Read 2 Thessalonians 2:8-10.
How do we understand these events? What’s especially important in all this about the phrase, “they received not the love of the truth”?
The man of sin was introduced in 2 Thessalonians 2:3–4. Through much of Christian history he has operated to undermine God’s law (particularly the Sabbath) and to usurp powers that belong only to Christ. In passages such as Daniel 7:20-25 (the little horn) and Revelation 13:1-7 (the beast from the sea), this same power operates after the fall of the pagan Roman Empire, combining both religious and secular authority to persecute the saints of God. The only power in history that fits all the specifications of these prophecies is the papacy. Many interpreters from the Middle Ages, and even to this day, have designated this institution as the antichrist. (Only in the past century or two have the vast majority of Christians moved away from this interpretation, an interesting move in itself in light of our understanding of last-day events). This identification of the papacy fits the specifications of 2 Thessalonians 2 that the man of sin would be both masculine (a person) and neuter (a world power or institution).
In verse 7, “mystery of lawlessness” (NKJV), is an appropriate designation for his activity. But at the close of history, just before the Second Coming, there will be an even more world wide, open defiance of God and His laws. The continuity of powers, both in this passage and elsewhere (Daniel 7 and Revelation 13), indicates that the papacy will play a major role at the end of time, as well.

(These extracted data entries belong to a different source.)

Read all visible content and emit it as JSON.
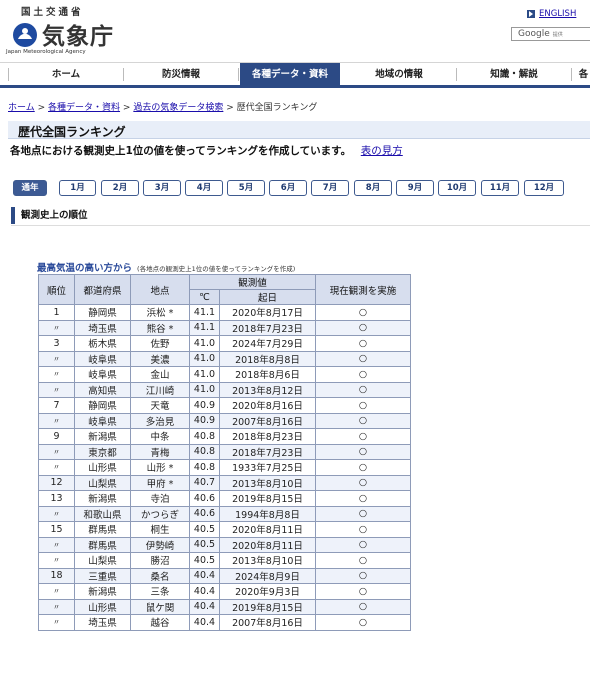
{
  "header": {
    "ministry": "国土交通省",
    "logo_text": "気象庁",
    "logo_sub": "Japan Meteorological Agency",
    "english_link": "ENGLISH",
    "search_brand": "Google",
    "search_sub": "提供"
  },
  "nav": {
    "items": [
      {
        "label": "ホーム"
      },
      {
        "label": "防災情報"
      },
      {
        "label": "各種データ・資料"
      },
      {
        "label": "地域の情報"
      },
      {
        "label": "知識・解説"
      },
      {
        "label": "各"
      }
    ]
  },
  "breadcrumb": {
    "items": [
      "ホーム",
      "各種データ・資料",
      "過去の気象データ検索"
    ],
    "current": "歴代全国ランキング",
    "separator": ">"
  },
  "page": {
    "title": "歴代全国ランキング",
    "description": "各地点における観測史上1位の値を使ってランキングを作成しています。",
    "help_link": "表の見方",
    "section_title": "観測史上の順位"
  },
  "months": [
    "通年",
    "1月",
    "2月",
    "3月",
    "4月",
    "5月",
    "6月",
    "7月",
    "8月",
    "9月",
    "10月",
    "11月",
    "12月"
  ],
  "table": {
    "caption": "最高気温の高い方から",
    "caption_sub": "(各地点の観測史上1位の値を使ってランキングを作成)",
    "headers": {
      "rank": "順位",
      "pref": "都道府県",
      "site": "地点",
      "obs_value": "観測値",
      "unit": "℃",
      "date": "起日",
      "current": "現在観測を実施"
    },
    "rows": [
      {
        "rank": "1",
        "pref": "静岡県",
        "site": "浜松 *",
        "value": "41.1",
        "date": "2020年8月17日",
        "current": "○"
      },
      {
        "rank": "〃",
        "pref": "埼玉県",
        "site": "熊谷 *",
        "value": "41.1",
        "date": "2018年7月23日",
        "current": "○"
      },
      {
        "rank": "3",
        "pref": "栃木県",
        "site": "佐野",
        "value": "41.0",
        "date": "2024年7月29日",
        "current": "○"
      },
      {
        "rank": "〃",
        "pref": "岐阜県",
        "site": "美濃",
        "value": "41.0",
        "date": "2018年8月8日",
        "current": "○"
      },
      {
        "rank": "〃",
        "pref": "岐阜県",
        "site": "金山",
        "value": "41.0",
        "date": "2018年8月6日",
        "current": "○"
      },
      {
        "rank": "〃",
        "pref": "高知県",
        "site": "江川崎",
        "value": "41.0",
        "date": "2013年8月12日",
        "current": "○"
      },
      {
        "rank": "7",
        "pref": "静岡県",
        "site": "天竜",
        "value": "40.9",
        "date": "2020年8月16日",
        "current": "○"
      },
      {
        "rank": "〃",
        "pref": "岐阜県",
        "site": "多治見",
        "value": "40.9",
        "date": "2007年8月16日",
        "current": "○"
      },
      {
        "rank": "9",
        "pref": "新潟県",
        "site": "中条",
        "value": "40.8",
        "date": "2018年8月23日",
        "current": "○"
      },
      {
        "rank": "〃",
        "pref": "東京都",
        "site": "青梅",
        "value": "40.8",
        "date": "2018年7月23日",
        "current": "○"
      },
      {
        "rank": "〃",
        "pref": "山形県",
        "site": "山形 *",
        "value": "40.8",
        "date": "1933年7月25日",
        "current": "○"
      },
      {
        "rank": "12",
        "pref": "山梨県",
        "site": "甲府 *",
        "value": "40.7",
        "date": "2013年8月10日",
        "current": "○"
      },
      {
        "rank": "13",
        "pref": "新潟県",
        "site": "寺泊",
        "value": "40.6",
        "date": "2019年8月15日",
        "current": "○"
      },
      {
        "rank": "〃",
        "pref": "和歌山県",
        "site": "かつらぎ",
        "value": "40.6",
        "date": "1994年8月8日",
        "current": "○"
      },
      {
        "rank": "15",
        "pref": "群馬県",
        "site": "桐生",
        "value": "40.5",
        "date": "2020年8月11日",
        "current": "○"
      },
      {
        "rank": "〃",
        "pref": "群馬県",
        "site": "伊勢崎",
        "value": "40.5",
        "date": "2020年8月11日",
        "current": "○"
      },
      {
        "rank": "〃",
        "pref": "山梨県",
        "site": "勝沼",
        "value": "40.5",
        "date": "2013年8月10日",
        "current": "○"
      },
      {
        "rank": "18",
        "pref": "三重県",
        "site": "桑名",
        "value": "40.4",
        "date": "2024年8月9日",
        "current": "○"
      },
      {
        "rank": "〃",
        "pref": "新潟県",
        "site": "三条",
        "value": "40.4",
        "date": "2020年9月3日",
        "current": "○"
      },
      {
        "rank": "〃",
        "pref": "山形県",
        "site": "鼠ケ関",
        "value": "40.4",
        "date": "2019年8月15日",
        "current": "○"
      },
      {
        "rank": "〃",
        "pref": "埼玉県",
        "site": "越谷",
        "value": "40.4",
        "date": "2007年8月16日",
        "current": "○"
      }
    ]
  }
}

Today’s passage draws back the curtain to reveal an even greater antichrist behind the one that has operated among the nations in the course of history. Satan himself is the author and finisher of the deceptions of the end time. As the return of Jesus approaches, events will force him into a final act of desperation. He will throw caution to the winds and appear in person to mimic the earthly ministry of Jesus (see Friday’s lesson). Through counterfeit miracles he attempts to draw people’s attention away from the gospel (the life, death, and resurrection of Jesus) and even the Second Coming itself.
Dwell on this idea of “the love of the truth.” How do we “receive” it? Why is having this love so crucial for anyone who doesn’t want to get caught up in any spiritual deception, especially in the last days? How can we learn, even now, to “receive the love of the truth?”